Whit Mayo - Robert Baird

Yes. I mean, is there any way to think about what the cost of those medical reviews have been or is it not really that material?

David Dill

It’s a big number and we will see some of that number tail off in 2014, but it won’t go away and it won’t go away immediately just because I want it to be a resource for our hospital case management teams, for our physicians in our communities and then just for our compliance teams here in Nashville. So, I expect to see a decline in that utilization.

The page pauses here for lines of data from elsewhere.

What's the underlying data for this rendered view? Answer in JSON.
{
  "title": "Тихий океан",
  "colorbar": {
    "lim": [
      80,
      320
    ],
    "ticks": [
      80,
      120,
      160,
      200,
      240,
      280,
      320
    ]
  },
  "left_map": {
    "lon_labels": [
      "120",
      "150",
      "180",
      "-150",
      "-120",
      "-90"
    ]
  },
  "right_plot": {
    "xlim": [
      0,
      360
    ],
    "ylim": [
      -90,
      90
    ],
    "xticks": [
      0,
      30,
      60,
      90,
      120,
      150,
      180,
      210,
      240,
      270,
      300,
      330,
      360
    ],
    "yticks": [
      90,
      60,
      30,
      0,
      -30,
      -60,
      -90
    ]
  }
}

There will be a slight tailwind for us in 2014. And as the rule continues to get clarified like I expect it to will be even a bigger tailwind, I think in ‘15 as those services wind down.

Whit Mayo - Robert Baird

Okay, anyway to clarify maybe or elaborate more on what big is?

David Dill

No, I am not going to get into the details.

Whit Mayo - Robert Baird

Alright.

David Dill

Because as the rules continue to get clarified, I want to make sure we got that flexibility.

Whit Mayo - Robert Baird

No, I understand. Thanks a lot guys.

David Dill

Yes.

Operator

Thank you. And Mr. Carpenter, I will turn the call back to you now.

Bill Carpenter

Right. Thank you, Elaine. As we conclude our call today, I do want to thank you all for your time and apologize for the technical difficulties that we have had a couple of times. I hope we have got that in order and won’t be a problem going forward. I also want to thank our more than 31,000 employees and physicians across the country. A.J., I think you mentioned when you spoke about the winter and it’s been a harsh winter I know many of you are dealing with that today where you are. It’s been a harsh winter in many of our communities.

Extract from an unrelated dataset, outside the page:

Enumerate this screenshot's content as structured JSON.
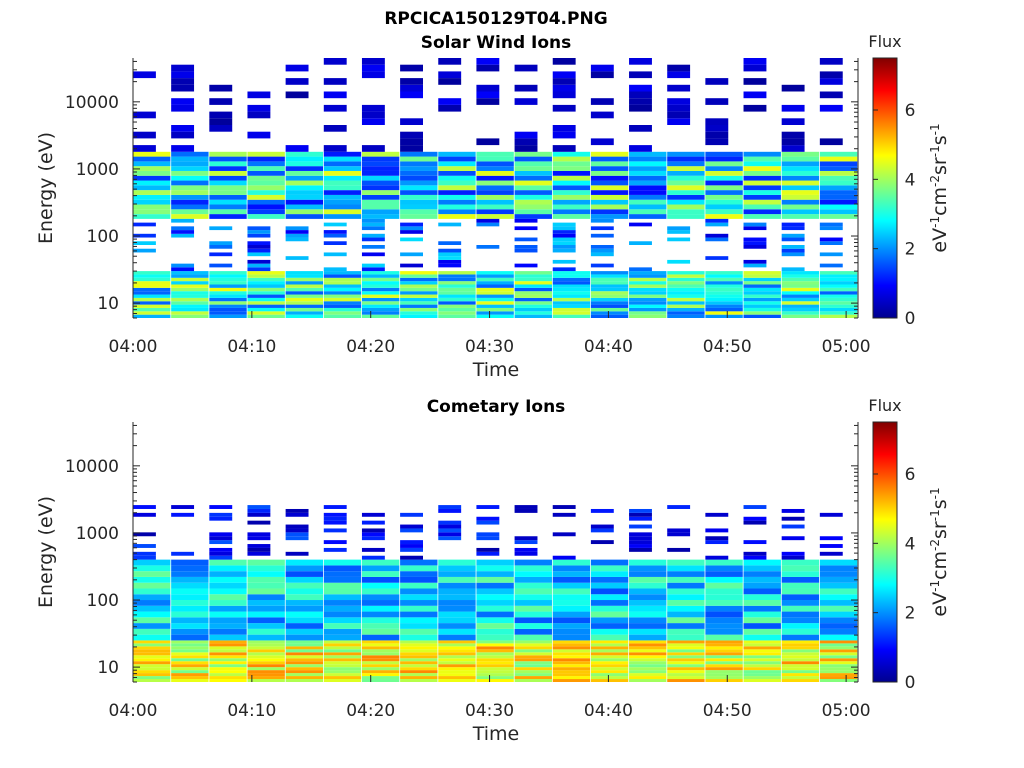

And our people have really demonstrated an unwavering passion and commitment to delivering the high-quality patient care that we deliver everyday. They are also dedicated to the execution of each initiative that we have in place under our strategic plan. And it is their dedication that creates the success that we are having in bringing new hospitals into our portfolio and our ability to operate our hospitals efficiently and our continuous improvement of quality care. Our focus on the strategies of qualities and service, growth, operational excellence and talent development is what positions us for success in this era of change and this era of healthcare reform. These are the strategies that will allow us to continue to the lever shareholder value. Thanks again for joining us on the call today. Thank you for your interest in LifePoint Hospitals.

Operator

Ladies and gentlemen, that does conclude the conference call for today. We thank you for your participation and ask that you please disconnect your lines.